Bill interacts with the media only when forced. He wears utterly unfashionable clothes. He speaks without really opening his mouth. He does little to hide his disdain for dumb people. He doesn’t work on being liked. He just focuses on what it takes for his team to win. So shouldn’t we look past ESPN, and respect him more for that?

The other problem with Belichick is a reputation for cheating. My teams have made a bit of a habit of falling foul of the law in the last ten years. In soccer I support West Ham, who have lost court cases over the Carlos Tevez illegal signing saga and just last week about Sakho playing during the African nations cup. The Patriots had spygate in 2007, and now deflate gate, about allegations that they intentionally deflated balls, still sub judice.

There are many ways to cheat in sports, and it is interesting to compare how they are judged. In my opinion, some types of cheating are much worse than others.

Perhaps worst of all are attempts to manipulate a result, like throwing a match for betting purposes. That completely undermines public trust in a sport and is tawdry. The Chicago baseball scandal of years and years ago is most famous in the US, but nowadays cricket looks very vulnerable. I am also surprised there is not more scrutiny of baseball and basketball, because both are vulnerable to spread betting.

Then there are acts of wanton violence. Surely these are worse then technical cheats, as they can end careers? Remember Nancy Kerrigan in ice-skating? But Wayne Rooney on occasion and other soccer players are arguably just as bad, even allowing for the heat of the moment. The New Orleans Saints offered a bounty to players for injuring opponents: they were penalized, but their coach stays in his job and is a media darling.

Performance enhancing substances can also ruin a sport. Cycling has lost all credibility, and I would never rehabilitate Lance Armstrong.

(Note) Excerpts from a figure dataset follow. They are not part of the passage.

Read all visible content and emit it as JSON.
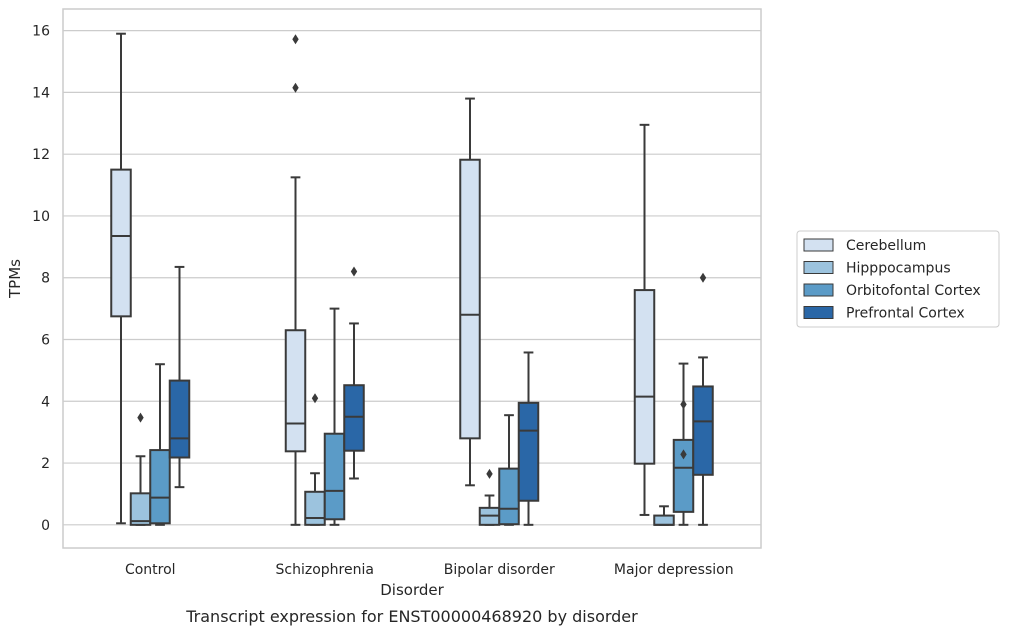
{
  "chart_data": {
    "type": "box",
    "caption": "Transcript expression for ENST00000468920 by disorder",
    "xlabel": "Disorder",
    "ylabel": "TPMs",
    "ylim": [
      -0.75,
      16.7
    ],
    "yticks": [
      0,
      2,
      4,
      6,
      8,
      10,
      12,
      14,
      16
    ],
    "grid": "horizontal",
    "legend_position": "right",
    "categories": [
      "Control",
      "Schizophrenia",
      "Bipolar disorder",
      "Major depression"
    ],
    "series": [
      {
        "name": "Cerebellum",
        "color": "#d3e1f1",
        "boxes": [
          {
            "whislo": 0.05,
            "q1": 6.75,
            "med": 9.35,
            "q3": 11.5,
            "whishi": 15.9,
            "fliers": []
          },
          {
            "whislo": 0.0,
            "q1": 2.38,
            "med": 3.28,
            "q3": 6.3,
            "whishi": 11.25,
            "fliers": [
              14.15,
              15.72
            ]
          },
          {
            "whislo": 1.28,
            "q1": 2.8,
            "med": 6.8,
            "q3": 11.82,
            "whishi": 13.8,
            "fliers": []
          },
          {
            "whislo": 0.32,
            "q1": 1.98,
            "med": 4.15,
            "q3": 7.6,
            "whishi": 12.95,
            "fliers": []
          }
        ]
      },
      {
        "name": "Hipppocampus",
        "color": "#9cc3de",
        "boxes": [
          {
            "whislo": 0.0,
            "q1": 0.0,
            "med": 0.12,
            "q3": 1.02,
            "whishi": 2.22,
            "fliers": [
              3.47
            ]
          },
          {
            "whislo": 0.0,
            "q1": 0.0,
            "med": 0.22,
            "q3": 1.07,
            "whishi": 1.67,
            "fliers": [
              4.1
            ]
          },
          {
            "whislo": 0.0,
            "q1": 0.0,
            "med": 0.3,
            "q3": 0.55,
            "whishi": 0.95,
            "fliers": [
              1.65
            ]
          },
          {
            "whislo": 0.0,
            "q1": 0.0,
            "med": 0.0,
            "q3": 0.3,
            "whishi": 0.6,
            "fliers": []
          }
        ]
      },
      {
        "name": "Orbitofontal Cortex",
        "color": "#5b9bc7",
        "boxes": [
          {
            "whislo": 0.0,
            "q1": 0.05,
            "med": 0.88,
            "q3": 2.42,
            "whishi": 5.2,
            "fliers": []
          },
          {
            "whislo": 0.0,
            "q1": 0.18,
            "med": 1.1,
            "q3": 2.95,
            "whishi": 7.0,
            "fliers": []
          },
          {
            "whislo": 0.0,
            "q1": 0.02,
            "med": 0.52,
            "q3": 1.82,
            "whishi": 3.55,
            "fliers": []
          },
          {
            "whislo": 0.0,
            "q1": 0.42,
            "med": 1.85,
            "q3": 2.75,
            "whishi": 5.22,
            "fliers": [
              2.28,
              3.9
            ]
          }
        ]
      },
      {
        "name": "Prefrontal Cortex",
        "color": "#2a67a7",
        "boxes": [
          {
            "whislo": 1.22,
            "q1": 2.18,
            "med": 2.8,
            "q3": 4.67,
            "whishi": 8.35,
            "fliers": []
          },
          {
            "whislo": 1.5,
            "q1": 2.4,
            "med": 3.5,
            "q3": 4.52,
            "whishi": 6.52,
            "fliers": [
              8.2
            ]
          },
          {
            "whislo": 0.0,
            "q1": 0.78,
            "med": 3.05,
            "q3": 3.95,
            "whishi": 5.58,
            "fliers": []
          },
          {
            "whislo": 0.0,
            "q1": 1.62,
            "med": 3.35,
            "q3": 4.48,
            "whishi": 5.42,
            "fliers": [
              8.0
            ]
          }
        ]
      }
    ]
  }
}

Earlier we had Ben Johnson, and the whole shameful era in baseball. I have my doubts about how the NFL treats this subject still. With the very survival of the sport threatened by discoveries about brain damage, they should do much more than they do.

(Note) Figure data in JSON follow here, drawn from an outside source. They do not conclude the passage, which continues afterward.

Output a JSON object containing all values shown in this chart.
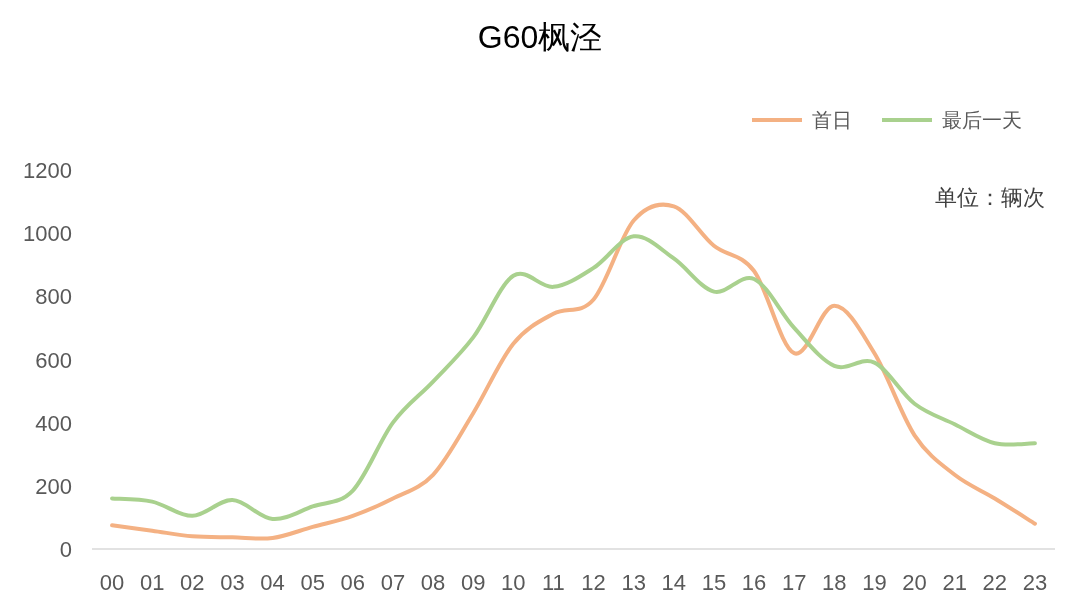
{
  "chart_data": {
    "type": "line",
    "title": "G60枫泾",
    "categories": [
      "00",
      "01",
      "02",
      "03",
      "04",
      "05",
      "06",
      "07",
      "08",
      "09",
      "10",
      "11",
      "12",
      "13",
      "14",
      "15",
      "16",
      "17",
      "18",
      "19",
      "20",
      "21",
      "22",
      "23"
    ],
    "series": [
      {
        "name": "首日",
        "color": "#f4b183",
        "values": [
          75,
          58,
          40,
          37,
          35,
          70,
          105,
          160,
          235,
          430,
          650,
          745,
          790,
          1040,
          1085,
          960,
          880,
          620,
          770,
          620,
          360,
          235,
          160,
          80
        ]
      },
      {
        "name": "最后一天",
        "color": "#a9d18e",
        "values": [
          160,
          150,
          105,
          155,
          95,
          135,
          185,
          400,
          530,
          670,
          865,
          830,
          890,
          990,
          920,
          815,
          855,
          700,
          580,
          590,
          460,
          395,
          335,
          335
        ]
      }
    ],
    "ylim": [
      0,
      1200
    ],
    "yticks": [
      0,
      200,
      400,
      600,
      800,
      1000,
      1200
    ],
    "grid": false,
    "legend": "top right",
    "marker": "none",
    "line_style": "solid",
    "annotations": [
      "单位：辆次"
    ]
  }
}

Then we get to deception of officials. Simulation in soccer is rife and I hate it – these players should suffer much more severe consequences than currently.

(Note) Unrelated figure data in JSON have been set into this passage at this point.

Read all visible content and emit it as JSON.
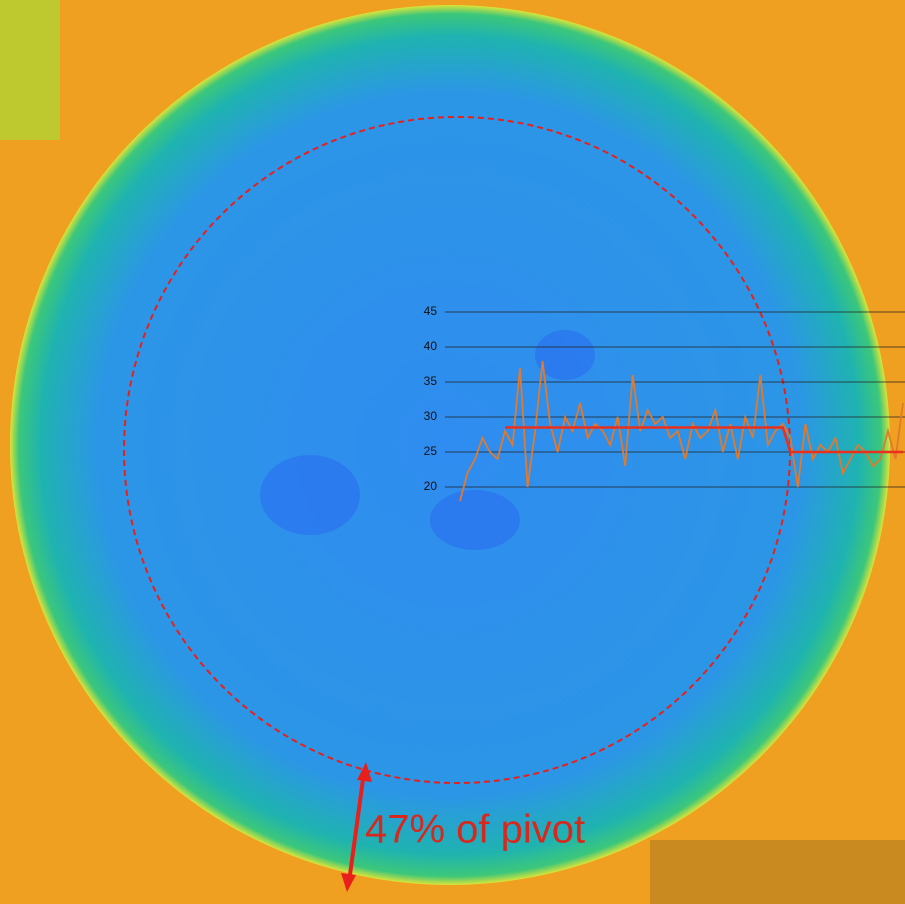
{
  "chart_data": {
    "type": "line",
    "annotation": "47% of pivot",
    "ylim": [
      20,
      45
    ],
    "yticks": [
      20,
      25,
      30,
      35,
      40,
      45
    ],
    "grid": true,
    "series": [
      {
        "color": "#e07a2e",
        "values": [
          18,
          22,
          24,
          27,
          25,
          24,
          28,
          26,
          37,
          20,
          28,
          38,
          29,
          25,
          30,
          28,
          32,
          27,
          29,
          28,
          26,
          30,
          23,
          36,
          28,
          31,
          29,
          30,
          27,
          28,
          24,
          29,
          27,
          28,
          31,
          25,
          29,
          24,
          30,
          27,
          36,
          26,
          28,
          29,
          27,
          20,
          29,
          24,
          26,
          25,
          27,
          22,
          24,
          26,
          25,
          23,
          24,
          28,
          24,
          32
        ]
      },
      {
        "color": "#e8301c",
        "values": [
          null,
          null,
          null,
          null,
          null,
          null,
          28.5,
          28.5,
          28.5,
          28.5,
          28.5,
          28.5,
          28.5,
          28.5,
          28.5,
          28.5,
          28.5,
          28.5,
          28.5,
          28.5,
          28.5,
          28.5,
          28.5,
          28.5,
          28.5,
          28.5,
          28.5,
          28.5,
          28.5,
          28.5,
          28.5,
          28.5,
          28.5,
          28.5,
          28.5,
          28.5,
          28.5,
          28.5,
          28.5,
          28.5,
          28.5,
          28.5,
          28.5,
          28.5,
          25,
          25,
          25,
          25,
          25,
          25,
          25,
          25,
          25,
          25,
          25,
          25,
          25,
          25,
          25,
          25
        ]
      }
    ]
  }
}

Next comes abuse of power. In this category I lump both the probable fraud in FIFA, the monopolistic behaviour of the Indian cricket board and the shameless bullying of people like Ferguson.

All of these categories do much more damage than technical cheating. Usually, technical cheating is very close to innovation: an attempt to exploit ambiguity in a rule to take the game forwards. Look at one-day cricket. Gradually, the rules have evolved, to outlaw bowling on the leg side, underarm bowling and placing all fielders on the boundary. The teams that used these tactics weren’t cheating, though they were all vilified at the team: they were simply being creative. Because they were trying to help their teams win games, and moving their sports forward at the same time, arguably they should be lauded not condemned.

As far as I can read, Spygate fell into this category. Many teams tried to read opponents signals, the law was ambiguous, and Belichick did it openly. He perhaps crossed a line when he did not check back with the league after they had written a letter about the subject. But really, was his behaviour as bad as that in the other categories? The sport was hardly tainted, and no-one could be injured.

If Deflategate proves intent to deceive, I may change my mind about the Patriots, but I am optimistic. Even if they are found guilty, I’ll have a good look at the evidence: the league certainly likes to get its own back on Belichick for his arrogance and curmudgenliness from time to time.

They should not be so dumb. Belichick does more to further the sport than anyone else. Media darlings are two a penny, real quality and innovation are much harder to come by. Don Shula and others should know better and shut their mouths.


Meanwhile, I’ll stay in a good mood as long as I can. Go Patriots! Go Hammers – even they are having an unusually good season. Now all I have to do is learn to party like Gronkowski.